U.S. home prices will continue to decline through late 2012 or early 2013 as negative equity and weak job growth hinder a real estate recovery, according to a survey by Zillow Inc.
U.S. home prices will continue to decline through late 2012 or early 2013 as negative equity and weak job growth hinder a real estate recovery, according to a survey by Zillow Inc.
After 2013, prices may rise about 3% a year through 2016, which is slightly below appreciation rates experienced before the residential market collapsed, Seattle-based Zillow said in a statement today. The real estate data provider surveyed more than 100 economists, property experts and investment and market strategists.
The survey is based on the projected path of the S&P/Case-Shiller U.S. National Home Price Index over the next five years.

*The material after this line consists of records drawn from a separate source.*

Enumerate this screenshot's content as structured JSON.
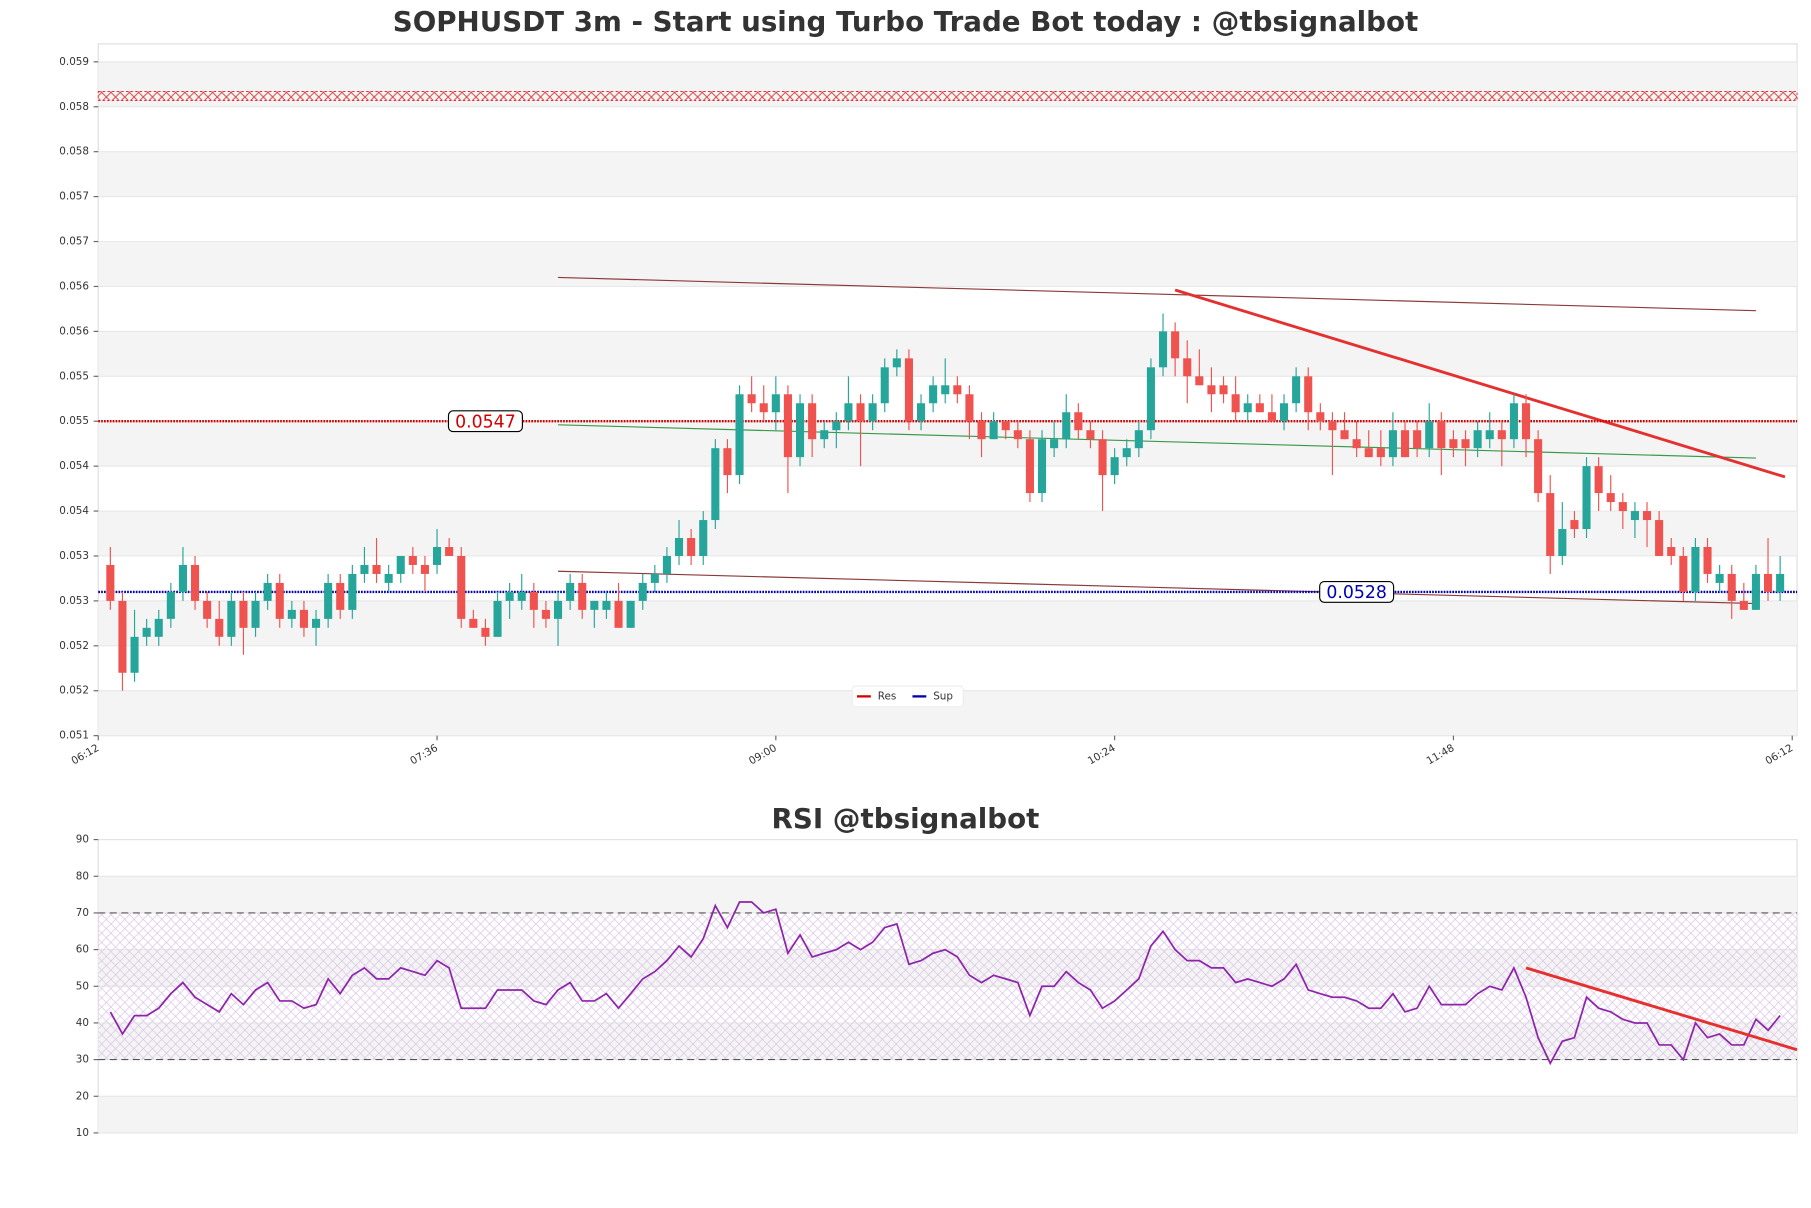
{
  "chart_data": [
    {
      "type": "candlestick",
      "title": "SOPHUSDT 3m - Start using Turbo Trade Bot today : @tbsignalbot",
      "up_color": "#26a69a",
      "down_color": "#ef5350",
      "open": [
        0.0531,
        0.0527,
        0.0519,
        0.0523,
        0.0523,
        0.0525,
        0.0528,
        0.0531,
        0.0527,
        0.0525,
        0.0523,
        0.0527,
        0.0524,
        0.0527,
        0.0529,
        0.0525,
        0.0526,
        0.0524,
        0.0525,
        0.0529,
        0.0526,
        0.053,
        0.0531,
        0.0529,
        0.053,
        0.0532,
        0.0531,
        0.0531,
        0.0533,
        0.0532,
        0.0525,
        0.0524,
        0.0523,
        0.0527,
        0.0527,
        0.0528,
        0.0526,
        0.0525,
        0.0527,
        0.0529,
        0.0526,
        0.0526,
        0.0527,
        0.0524,
        0.0527,
        0.0529,
        0.053,
        0.0532,
        0.0534,
        0.0532,
        0.0536,
        0.0544,
        0.0541,
        0.055,
        0.0549,
        0.0548,
        0.055,
        0.0543,
        0.0549,
        0.0545,
        0.0546,
        0.0547,
        0.0549,
        0.0547,
        0.0549,
        0.0553,
        0.0554,
        0.0547,
        0.0549,
        0.055,
        0.0551,
        0.055,
        0.0547,
        0.0545,
        0.0547,
        0.0546,
        0.0545,
        0.0539,
        0.0544,
        0.0545,
        0.0548,
        0.0546,
        0.0545,
        0.0541,
        0.0543,
        0.0544,
        0.0546,
        0.0553,
        0.0557,
        0.0554,
        0.0552,
        0.0551,
        0.0551,
        0.055,
        0.0548,
        0.0549,
        0.0548,
        0.0547,
        0.0549,
        0.0552,
        0.0548,
        0.0547,
        0.0546,
        0.0545,
        0.0544,
        0.0544,
        0.0543,
        0.0546,
        0.0546,
        0.0544,
        0.0547,
        0.0545,
        0.0545,
        0.0544,
        0.0545,
        0.0546,
        0.0545,
        0.0549,
        0.0545,
        0.0539,
        0.0532,
        0.0536,
        0.0535,
        0.0542,
        0.0539,
        0.0538,
        0.0536,
        0.0537,
        0.0536,
        0.0533,
        0.0532,
        0.0528,
        0.0533,
        0.0529,
        0.053,
        0.0527,
        0.0526,
        0.053,
        0.0528
      ],
      "high": [
        0.0533,
        0.0528,
        0.0526,
        0.0525,
        0.0526,
        0.0529,
        0.0533,
        0.0532,
        0.0528,
        0.0527,
        0.0528,
        0.0528,
        0.0528,
        0.053,
        0.053,
        0.0527,
        0.0527,
        0.0526,
        0.053,
        0.053,
        0.0531,
        0.0533,
        0.0534,
        0.0531,
        0.0532,
        0.0533,
        0.0532,
        0.0535,
        0.0534,
        0.0533,
        0.0526,
        0.0525,
        0.0528,
        0.0529,
        0.053,
        0.0529,
        0.0527,
        0.0528,
        0.053,
        0.053,
        0.0527,
        0.0528,
        0.0529,
        0.0527,
        0.053,
        0.0531,
        0.0533,
        0.0536,
        0.0535,
        0.0537,
        0.0545,
        0.0545,
        0.0551,
        0.0552,
        0.0551,
        0.0552,
        0.0551,
        0.055,
        0.055,
        0.0547,
        0.0548,
        0.0552,
        0.055,
        0.055,
        0.0554,
        0.0555,
        0.0555,
        0.055,
        0.0552,
        0.0554,
        0.0552,
        0.0551,
        0.0548,
        0.0548,
        0.0547,
        0.0547,
        0.0546,
        0.0546,
        0.0547,
        0.055,
        0.0549,
        0.0547,
        0.0546,
        0.0544,
        0.0545,
        0.0547,
        0.0554,
        0.0559,
        0.0558,
        0.0556,
        0.0555,
        0.0553,
        0.0552,
        0.0552,
        0.055,
        0.055,
        0.055,
        0.055,
        0.0553,
        0.0553,
        0.0549,
        0.0548,
        0.0548,
        0.0547,
        0.0546,
        0.0546,
        0.0548,
        0.0547,
        0.0547,
        0.0549,
        0.0548,
        0.0546,
        0.0546,
        0.0547,
        0.0548,
        0.0547,
        0.055,
        0.055,
        0.0546,
        0.0541,
        0.0538,
        0.0537,
        0.0543,
        0.0543,
        0.0541,
        0.0539,
        0.0538,
        0.0538,
        0.0537,
        0.0534,
        0.0533,
        0.0534,
        0.0534,
        0.0531,
        0.0531,
        0.0529,
        0.0531,
        0.0534,
        0.0532
      ],
      "low": [
        0.0526,
        0.0517,
        0.0518,
        0.0522,
        0.0522,
        0.0524,
        0.0527,
        0.0526,
        0.0524,
        0.0522,
        0.0522,
        0.0521,
        0.0523,
        0.0526,
        0.0524,
        0.0524,
        0.0523,
        0.0522,
        0.0524,
        0.0525,
        0.0525,
        0.0529,
        0.0529,
        0.0528,
        0.0529,
        0.053,
        0.0528,
        0.053,
        0.0532,
        0.0524,
        0.0524,
        0.0522,
        0.0523,
        0.0525,
        0.0526,
        0.0524,
        0.0524,
        0.0522,
        0.0526,
        0.0525,
        0.0524,
        0.0525,
        0.0524,
        0.0524,
        0.0526,
        0.0528,
        0.0529,
        0.0531,
        0.0531,
        0.0531,
        0.0535,
        0.0539,
        0.054,
        0.0548,
        0.0547,
        0.0546,
        0.0539,
        0.0542,
        0.0543,
        0.0544,
        0.0544,
        0.0546,
        0.0542,
        0.0546,
        0.0548,
        0.0552,
        0.0546,
        0.0546,
        0.0548,
        0.0549,
        0.0549,
        0.0545,
        0.0543,
        0.0545,
        0.0545,
        0.0544,
        0.0538,
        0.0538,
        0.0543,
        0.0544,
        0.0545,
        0.0544,
        0.0537,
        0.054,
        0.0542,
        0.0543,
        0.0545,
        0.0552,
        0.0552,
        0.0549,
        0.0551,
        0.0548,
        0.0549,
        0.0547,
        0.0547,
        0.0548,
        0.0547,
        0.0546,
        0.0548,
        0.0546,
        0.0546,
        0.0541,
        0.0545,
        0.0543,
        0.0543,
        0.0542,
        0.0542,
        0.0543,
        0.0543,
        0.0543,
        0.0541,
        0.0543,
        0.0542,
        0.0543,
        0.0544,
        0.0542,
        0.0544,
        0.0543,
        0.0538,
        0.053,
        0.0531,
        0.0534,
        0.0534,
        0.0537,
        0.0537,
        0.0535,
        0.0534,
        0.0533,
        0.0532,
        0.0531,
        0.0527,
        0.0527,
        0.0529,
        0.0528,
        0.0525,
        0.0526,
        0.0526,
        0.0527,
        0.0527
      ],
      "close": [
        0.0527,
        0.0519,
        0.0523,
        0.0524,
        0.0525,
        0.0528,
        0.0531,
        0.0527,
        0.0525,
        0.0523,
        0.0527,
        0.0524,
        0.0527,
        0.0529,
        0.0525,
        0.0526,
        0.0524,
        0.0525,
        0.0529,
        0.0526,
        0.053,
        0.0531,
        0.053,
        0.053,
        0.0532,
        0.0531,
        0.053,
        0.0533,
        0.0532,
        0.0525,
        0.0524,
        0.0523,
        0.0527,
        0.0528,
        0.0528,
        0.0526,
        0.0525,
        0.0527,
        0.0529,
        0.0526,
        0.0527,
        0.0527,
        0.0524,
        0.0527,
        0.0529,
        0.053,
        0.0532,
        0.0534,
        0.0532,
        0.0536,
        0.0544,
        0.0541,
        0.055,
        0.0549,
        0.0548,
        0.055,
        0.0543,
        0.0549,
        0.0545,
        0.0546,
        0.0547,
        0.0549,
        0.0547,
        0.0549,
        0.0553,
        0.0554,
        0.0547,
        0.0549,
        0.0551,
        0.0551,
        0.055,
        0.0547,
        0.0545,
        0.0547,
        0.0546,
        0.0545,
        0.0539,
        0.0545,
        0.0545,
        0.0548,
        0.0546,
        0.0545,
        0.0541,
        0.0543,
        0.0544,
        0.0546,
        0.0553,
        0.0557,
        0.0554,
        0.0552,
        0.0551,
        0.055,
        0.055,
        0.0548,
        0.0549,
        0.0548,
        0.0547,
        0.0549,
        0.0552,
        0.0548,
        0.0547,
        0.0546,
        0.0545,
        0.0544,
        0.0543,
        0.0543,
        0.0546,
        0.0543,
        0.0544,
        0.0547,
        0.0544,
        0.0544,
        0.0544,
        0.0546,
        0.0546,
        0.0545,
        0.0549,
        0.0545,
        0.0539,
        0.0532,
        0.0535,
        0.0535,
        0.0542,
        0.0539,
        0.0538,
        0.0537,
        0.0537,
        0.0536,
        0.0532,
        0.0532,
        0.0528,
        0.0533,
        0.053,
        0.053,
        0.0527,
        0.0526,
        0.053,
        0.0528,
        0.053
      ],
      "xlim": [
        -1,
        139.4
      ],
      "xticks": [
        {
          "value": -1,
          "label": "06:12"
        },
        {
          "value": 27,
          "label": "07:36"
        },
        {
          "value": 55,
          "label": "09:00"
        },
        {
          "value": 83,
          "label": "10:24"
        },
        {
          "value": 111,
          "label": "11:48"
        },
        {
          "value": 139,
          "label": "06:12"
        }
      ],
      "ylim": [
        0.0512,
        0.0589
      ],
      "yticks": [
        {
          "value": 0.0512,
          "label": "0.051"
        },
        {
          "value": 0.0517,
          "label": "0.052"
        },
        {
          "value": 0.0522,
          "label": "0.052"
        },
        {
          "value": 0.0527,
          "label": "0.053"
        },
        {
          "value": 0.0532,
          "label": "0.053"
        },
        {
          "value": 0.0537,
          "label": "0.054"
        },
        {
          "value": 0.0542,
          "label": "0.054"
        },
        {
          "value": 0.0547,
          "label": "0.055"
        },
        {
          "value": 0.0552,
          "label": "0.055"
        },
        {
          "value": 0.0557,
          "label": "0.056"
        },
        {
          "value": 0.0562,
          "label": "0.056"
        },
        {
          "value": 0.0567,
          "label": "0.057"
        },
        {
          "value": 0.0572,
          "label": "0.057"
        },
        {
          "value": 0.0577,
          "label": "0.058"
        },
        {
          "value": 0.0582,
          "label": "0.058"
        },
        {
          "value": 0.0587,
          "label": "0.059"
        }
      ],
      "grid": true,
      "zone": [
        0.05827,
        0.05837
      ],
      "levels": [
        {
          "name": "Res",
          "value": 0.0547,
          "value_label": "0.0547",
          "color": "#d40000"
        },
        {
          "name": "Sup",
          "value": 0.0528,
          "value_label": "0.0528",
          "color": "#0000b4"
        }
      ],
      "legend": "lower center",
      "trend_lines": [
        {
          "color": "#8b3a3a",
          "points": [
            [
              37,
              0.0563
            ],
            [
              136,
              0.05593
            ]
          ]
        },
        {
          "color": "#3a9a4a",
          "points": [
            [
              37,
              0.05466
            ],
            [
              136,
              0.05429
            ]
          ]
        },
        {
          "color": "#8b3a3a",
          "points": [
            [
              37,
              0.05303
            ],
            [
              136,
              0.05267
            ]
          ]
        },
        {
          "color": "#e53030",
          "points": [
            [
              88,
              0.05616
            ],
            [
              138.4,
              0.05408
            ]
          ]
        }
      ]
    },
    {
      "type": "line",
      "title": "RSI @tbsignalbot",
      "color": "#8e24aa",
      "values": [
        43,
        37,
        42,
        42,
        44,
        48,
        51,
        47,
        45,
        43,
        48,
        45,
        49,
        51,
        46,
        46,
        44,
        45,
        52,
        48,
        53,
        55,
        52,
        52,
        55,
        54,
        53,
        57,
        55,
        44,
        44,
        44,
        49,
        49,
        49,
        46,
        45,
        49,
        51,
        46,
        46,
        48,
        44,
        48,
        52,
        54,
        57,
        61,
        58,
        63,
        72,
        66,
        73,
        73,
        70,
        71,
        59,
        64,
        58,
        59,
        60,
        62,
        60,
        62,
        66,
        67,
        56,
        57,
        59,
        60,
        58,
        53,
        51,
        53,
        52,
        51,
        42,
        50,
        50,
        54,
        51,
        49,
        44,
        46,
        49,
        52,
        61,
        65,
        60,
        57,
        57,
        55,
        55,
        51,
        52,
        51,
        50,
        52,
        56,
        49,
        48,
        47,
        47,
        46,
        44,
        44,
        48,
        43,
        44,
        50,
        45,
        45,
        45,
        48,
        50,
        49,
        55,
        47,
        36,
        29,
        35,
        36,
        47,
        44,
        43,
        41,
        40,
        40,
        34,
        34,
        30,
        40,
        36,
        37,
        34,
        34,
        41,
        38,
        42
      ],
      "xlim": [
        -1,
        139.4
      ],
      "ylim": [
        10,
        90
      ],
      "yticks": [
        10,
        20,
        30,
        40,
        50,
        60,
        70,
        80,
        90
      ],
      "thresholds": [
        70,
        30
      ],
      "grid": true,
      "trend_lines": [
        {
          "color": "#e53030",
          "points": [
            [
              117,
              55
            ],
            [
              139.4,
              32.7
            ]
          ]
        }
      ]
    }
  ]
}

Home prices have fallen 31% from a July 2006 peak through September, based on a Case-Shiller index of values in 20 U.S. cities.
“There is a consensus among the nation’s top housing experts that we have not yet reached a bottom and are instead working through a prolonged bottoming process,” Stan Humphries, Zillow’s chief economist, said in the statement. “Negative equity, unemployment and low consumer confidence remain the key factors delaying a true recovery.”
About 29% of U.S. borrowers had negative equity, or owed more than their houses were worth, in the third quarter, Zillow data show. The nation’s jobless rate, 8.6% in November, was 9% or higher for all but three months in the last two years.
Panelists’ expectations for the period ending in 2016 varied widely, Zillow said. The most optimistic quartile projected about 18% growth in home prices over the next five years, while the most pessimistic forecast a 1.4% decline.